Es gibt in der Europäischen Union einen Ort, an dem sich in der momentanen Krisensituation definitiv kein Mensch aufhalten sollte: in einem Flüchtlingscamp auf den griechischen Inseln.

Überall auf der Welt leiden Menschen unter den Folgen der Corona-Pandemie und viele haben Angst vor einer Ansteckung und davor, an der Erkrankung sterben zu müssen. Es gibt viele Orte, an denen Menschen unter mangelnden Schutzmaßnahmen und unzureichender medizinischer Versorgung leiden.

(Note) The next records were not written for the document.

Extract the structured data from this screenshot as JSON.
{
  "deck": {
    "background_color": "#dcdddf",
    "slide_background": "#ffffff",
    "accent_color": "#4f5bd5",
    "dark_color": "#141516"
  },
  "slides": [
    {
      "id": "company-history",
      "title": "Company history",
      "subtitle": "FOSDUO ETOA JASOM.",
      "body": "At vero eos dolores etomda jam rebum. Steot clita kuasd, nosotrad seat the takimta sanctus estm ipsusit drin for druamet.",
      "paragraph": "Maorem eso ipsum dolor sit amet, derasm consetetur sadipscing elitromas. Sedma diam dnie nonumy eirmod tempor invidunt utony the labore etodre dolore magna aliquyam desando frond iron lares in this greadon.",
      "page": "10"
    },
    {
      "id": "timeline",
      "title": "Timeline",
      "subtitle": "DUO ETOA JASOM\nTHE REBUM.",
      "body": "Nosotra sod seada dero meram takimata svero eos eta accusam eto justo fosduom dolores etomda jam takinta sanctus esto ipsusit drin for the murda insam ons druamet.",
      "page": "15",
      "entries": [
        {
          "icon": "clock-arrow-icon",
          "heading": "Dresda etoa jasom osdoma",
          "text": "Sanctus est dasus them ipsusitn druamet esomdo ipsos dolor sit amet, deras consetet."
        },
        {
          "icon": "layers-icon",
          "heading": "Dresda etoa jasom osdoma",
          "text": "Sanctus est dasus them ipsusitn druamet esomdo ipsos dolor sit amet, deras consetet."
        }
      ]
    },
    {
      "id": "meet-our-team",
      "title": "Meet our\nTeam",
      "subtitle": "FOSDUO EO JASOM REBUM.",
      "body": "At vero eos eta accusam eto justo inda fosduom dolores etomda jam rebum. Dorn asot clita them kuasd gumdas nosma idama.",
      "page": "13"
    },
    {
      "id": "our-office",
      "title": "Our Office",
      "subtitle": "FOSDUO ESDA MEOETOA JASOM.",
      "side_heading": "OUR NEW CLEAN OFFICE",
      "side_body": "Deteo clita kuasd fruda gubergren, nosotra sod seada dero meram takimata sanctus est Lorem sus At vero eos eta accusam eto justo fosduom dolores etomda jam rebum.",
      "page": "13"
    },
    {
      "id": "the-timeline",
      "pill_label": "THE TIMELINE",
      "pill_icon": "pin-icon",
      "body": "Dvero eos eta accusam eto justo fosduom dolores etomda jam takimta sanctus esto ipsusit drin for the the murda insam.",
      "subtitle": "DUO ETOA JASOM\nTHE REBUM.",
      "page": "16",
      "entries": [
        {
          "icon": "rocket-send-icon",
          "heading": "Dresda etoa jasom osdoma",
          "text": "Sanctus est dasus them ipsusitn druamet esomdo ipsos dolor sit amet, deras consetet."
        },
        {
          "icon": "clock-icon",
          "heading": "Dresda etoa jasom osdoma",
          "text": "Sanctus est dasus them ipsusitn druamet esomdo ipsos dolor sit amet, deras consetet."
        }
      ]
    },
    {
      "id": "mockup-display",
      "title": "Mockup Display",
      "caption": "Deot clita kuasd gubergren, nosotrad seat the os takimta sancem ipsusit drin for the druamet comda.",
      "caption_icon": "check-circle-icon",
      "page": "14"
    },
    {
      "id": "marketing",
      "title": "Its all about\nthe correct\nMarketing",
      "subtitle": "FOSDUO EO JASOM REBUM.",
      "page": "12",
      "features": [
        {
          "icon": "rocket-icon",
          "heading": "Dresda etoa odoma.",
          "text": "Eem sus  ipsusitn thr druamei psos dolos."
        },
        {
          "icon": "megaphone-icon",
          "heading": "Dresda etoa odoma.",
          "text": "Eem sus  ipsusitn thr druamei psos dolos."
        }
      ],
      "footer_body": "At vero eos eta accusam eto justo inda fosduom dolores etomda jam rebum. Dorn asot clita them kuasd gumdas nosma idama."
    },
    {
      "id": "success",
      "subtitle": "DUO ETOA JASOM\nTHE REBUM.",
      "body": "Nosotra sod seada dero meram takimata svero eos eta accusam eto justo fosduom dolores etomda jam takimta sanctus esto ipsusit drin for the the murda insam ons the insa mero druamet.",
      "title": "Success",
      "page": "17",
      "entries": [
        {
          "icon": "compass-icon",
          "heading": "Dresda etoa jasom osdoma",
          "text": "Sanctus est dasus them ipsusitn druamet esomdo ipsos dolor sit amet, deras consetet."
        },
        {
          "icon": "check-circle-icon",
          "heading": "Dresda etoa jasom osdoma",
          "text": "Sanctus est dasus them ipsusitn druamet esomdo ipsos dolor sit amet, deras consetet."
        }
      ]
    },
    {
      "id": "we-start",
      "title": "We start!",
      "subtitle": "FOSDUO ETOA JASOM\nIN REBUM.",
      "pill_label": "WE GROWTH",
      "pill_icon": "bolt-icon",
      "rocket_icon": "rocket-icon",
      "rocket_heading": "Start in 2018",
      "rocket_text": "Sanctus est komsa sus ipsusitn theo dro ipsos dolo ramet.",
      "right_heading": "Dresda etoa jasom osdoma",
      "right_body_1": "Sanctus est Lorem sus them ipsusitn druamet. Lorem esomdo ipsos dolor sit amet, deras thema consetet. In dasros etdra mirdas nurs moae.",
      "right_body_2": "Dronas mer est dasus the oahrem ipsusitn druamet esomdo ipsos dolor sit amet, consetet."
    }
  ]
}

In Europa sind die Menschen an keinem anderen Ort so hilflos der nahenden Katastrophe ausgeliefert wie in den hoffnungslos überfüllten Flüchtlingscamps auf den ostägäischen Inseln. 

Verhaltensregeln sind ein Hohn

Die Aufforderungen nach „social distancing“, „zu Hause“ zu bleiben und sich "häufig die Hände zu waschen“, klingen für sie lächerlich und schüren nur die Angst, weil sie schlichtweg nicht umsetzbar sind.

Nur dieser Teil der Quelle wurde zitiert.